An online interface makes highly specialized technologies available. Once you setup your account, payment and shipping options are selected you can start producing and in some cases have access to a network of like-minded users or potential customers.
Companies like Ponoko (laser cutting and engraving), RedEye (Rapid Prototyping) and blurb (bookmaking) can successfully contribute to a designer/maker practice. A competent level of computer skills are required to address these services to achieve the best outcome. For waterjet or laser cutting, which are essentially two dimensional processes, of flat or sheet materials the mastery of a vector-based graphics program like Adobe Illustrator is essential. To use the RedEye ‘factory of the future’ one needs to generate a .stl file of a virtual 3D object that had been modeled in a CAD program.
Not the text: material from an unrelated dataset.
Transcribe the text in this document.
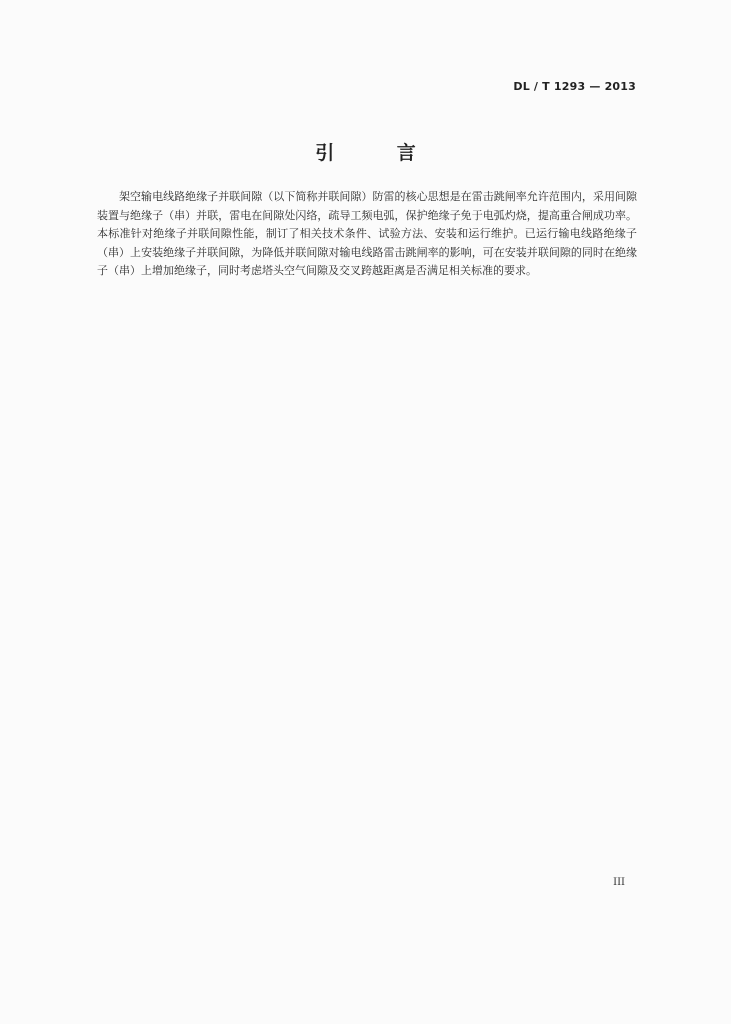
DL / T 1293 — 2013
引 言

架空输电线路绝缘子并联间隙（以下简称并联间隙）防雷的核心思想是在雷击跳闸率允许范围内，采用间隙装置与绝缘子（串）并联，雷电在间隙处闪络，疏导工频电弧，保护绝缘子免于电弧灼烧，提高重合闸成功率。本标准针对绝缘子并联间隙性能，制订了相关技术条件、试验方法、安装和运行维护。已运行输电线路绝缘子（串）上安装绝缘子并联间隙，为降低并联间隙对输电线路雷击跳闸率的影响，可在安装并联间隙的同时在绝缘子（串）上增加绝缘子，同时考虑塔头空气间隙及交叉跨越距离是否满足相关标准的要求。

III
The underlying specialized technology, for a long time the domain of the manufacturing industry, is expensive and usually out of reach of a single craft practitioner. If acquired, such equipment would ‘tie’ the individual maker to this technology for a long time and introducing a high level of risk to their business. Not to mention high running cost and that these digitally based technologies become obsolete within a few years.
I have used several of these processes while designing and making the ‘desk light‘, it has a waterjet cut stainless steel plate, a lasercut lamp shade (Ponoko) and Rapid Prototyping parts. Using these technologies has led the design process to new solutions and made the making of this light relatively easy.